In the standard proof of the monotone differentiation theorem, it is shown tat this holds for increasing functions: if $f$ is increasing, then $\int_a ^b f'(x) \leq f(b) – f(a) = TV(f)$. I am trying to generalize this to functions of bounded variation.
Best Answer
The answer to the question posed here as to whether, for a function $f$ of bounded variation on an interval, $$\left|\int_a^b f'(x)\,dx\right| \leq \int_a^b |f'(x)|\,dx \leq V(f,[a,b]) $$ is of course yes and can be found in numerous textbooks. I don't think I need to list them. Rather more interesting is the further generalization. If $f$ is not absolutely continuous then you would have strict inequality with the variation. But what explains the difference in the values?
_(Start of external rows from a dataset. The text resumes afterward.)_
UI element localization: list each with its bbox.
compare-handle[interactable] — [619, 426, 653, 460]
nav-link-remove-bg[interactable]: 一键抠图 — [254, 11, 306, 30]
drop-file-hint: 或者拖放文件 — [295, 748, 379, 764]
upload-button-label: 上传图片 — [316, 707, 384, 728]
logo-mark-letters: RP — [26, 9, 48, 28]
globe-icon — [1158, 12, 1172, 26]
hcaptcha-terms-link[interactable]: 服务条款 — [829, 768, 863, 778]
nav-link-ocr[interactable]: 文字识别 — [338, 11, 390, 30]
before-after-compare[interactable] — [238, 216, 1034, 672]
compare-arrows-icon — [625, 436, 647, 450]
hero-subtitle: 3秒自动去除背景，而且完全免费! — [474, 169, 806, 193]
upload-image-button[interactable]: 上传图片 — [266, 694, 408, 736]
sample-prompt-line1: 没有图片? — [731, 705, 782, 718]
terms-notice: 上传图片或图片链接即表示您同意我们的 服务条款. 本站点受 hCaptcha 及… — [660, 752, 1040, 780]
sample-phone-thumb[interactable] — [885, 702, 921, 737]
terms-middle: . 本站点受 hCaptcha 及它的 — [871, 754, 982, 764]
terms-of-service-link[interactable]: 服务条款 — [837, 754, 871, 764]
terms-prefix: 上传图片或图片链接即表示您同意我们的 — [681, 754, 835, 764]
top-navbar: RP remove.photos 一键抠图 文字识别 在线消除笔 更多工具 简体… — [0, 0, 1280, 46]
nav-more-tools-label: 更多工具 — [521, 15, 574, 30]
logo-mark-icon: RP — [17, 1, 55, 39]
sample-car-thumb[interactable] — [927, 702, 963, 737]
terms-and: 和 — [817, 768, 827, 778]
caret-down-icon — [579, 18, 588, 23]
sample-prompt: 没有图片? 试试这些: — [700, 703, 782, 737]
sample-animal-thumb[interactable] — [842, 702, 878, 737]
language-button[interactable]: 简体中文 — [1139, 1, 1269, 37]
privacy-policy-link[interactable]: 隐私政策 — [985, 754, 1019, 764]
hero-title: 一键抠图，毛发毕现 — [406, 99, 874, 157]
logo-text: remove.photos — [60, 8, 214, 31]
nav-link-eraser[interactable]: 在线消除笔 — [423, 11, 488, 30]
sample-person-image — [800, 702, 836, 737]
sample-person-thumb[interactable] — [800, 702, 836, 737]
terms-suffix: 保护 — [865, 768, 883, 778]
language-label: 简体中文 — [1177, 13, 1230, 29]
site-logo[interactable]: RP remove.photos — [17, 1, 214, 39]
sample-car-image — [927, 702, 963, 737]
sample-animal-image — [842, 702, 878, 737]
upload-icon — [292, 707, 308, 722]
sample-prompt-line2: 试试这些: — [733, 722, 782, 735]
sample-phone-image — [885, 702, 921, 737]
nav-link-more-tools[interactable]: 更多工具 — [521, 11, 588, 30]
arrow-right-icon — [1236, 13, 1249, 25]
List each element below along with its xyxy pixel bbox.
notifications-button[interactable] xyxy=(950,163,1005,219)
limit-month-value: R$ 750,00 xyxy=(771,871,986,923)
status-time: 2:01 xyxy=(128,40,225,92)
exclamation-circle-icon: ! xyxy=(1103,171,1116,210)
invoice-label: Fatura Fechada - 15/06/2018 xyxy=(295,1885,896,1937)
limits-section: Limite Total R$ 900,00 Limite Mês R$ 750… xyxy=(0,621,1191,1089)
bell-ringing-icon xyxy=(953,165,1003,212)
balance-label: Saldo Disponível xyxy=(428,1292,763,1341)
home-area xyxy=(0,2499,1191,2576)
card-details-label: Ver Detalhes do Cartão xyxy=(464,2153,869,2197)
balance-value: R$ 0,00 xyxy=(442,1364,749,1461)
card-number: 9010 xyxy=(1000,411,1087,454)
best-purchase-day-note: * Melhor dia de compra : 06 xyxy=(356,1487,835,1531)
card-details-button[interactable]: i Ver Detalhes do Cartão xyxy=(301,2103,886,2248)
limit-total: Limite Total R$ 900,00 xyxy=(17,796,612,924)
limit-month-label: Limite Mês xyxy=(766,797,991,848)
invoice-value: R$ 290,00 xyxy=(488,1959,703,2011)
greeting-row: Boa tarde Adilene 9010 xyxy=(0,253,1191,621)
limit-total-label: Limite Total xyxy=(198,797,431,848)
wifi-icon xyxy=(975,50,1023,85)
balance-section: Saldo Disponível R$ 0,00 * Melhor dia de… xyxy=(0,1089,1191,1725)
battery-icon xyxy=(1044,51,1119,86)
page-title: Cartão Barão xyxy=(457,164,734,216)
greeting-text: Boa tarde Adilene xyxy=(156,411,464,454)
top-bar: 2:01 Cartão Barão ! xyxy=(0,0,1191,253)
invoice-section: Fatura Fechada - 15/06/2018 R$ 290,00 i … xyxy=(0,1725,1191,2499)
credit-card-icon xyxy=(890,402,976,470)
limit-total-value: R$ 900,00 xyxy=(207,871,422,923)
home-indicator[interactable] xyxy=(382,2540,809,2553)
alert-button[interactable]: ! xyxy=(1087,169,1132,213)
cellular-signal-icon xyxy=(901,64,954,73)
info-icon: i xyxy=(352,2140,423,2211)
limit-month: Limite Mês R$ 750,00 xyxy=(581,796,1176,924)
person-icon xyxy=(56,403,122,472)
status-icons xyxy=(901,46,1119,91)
This was nicely done years ago by De La Vallee Poussin. His formula looks like this $$V_f(E) = V_f(E_\infty) + \int_E |f'(x)|\,dx$$ where $V_f$ is a measure that describes the total variation of $f$ on a set $E$ and $E_\infty$ are the points in $E$ at which $f'(x)=\pm\infty$. See Saks Theory of the Integral Chapter 4, Section 9 for a classical write-up of these ideas.
In terms of the title of this question (Integral of the derivative of a function of bounded variation) I thought this might be worth mentioning as otherwise someone randomly reading topics would find little else of interest here.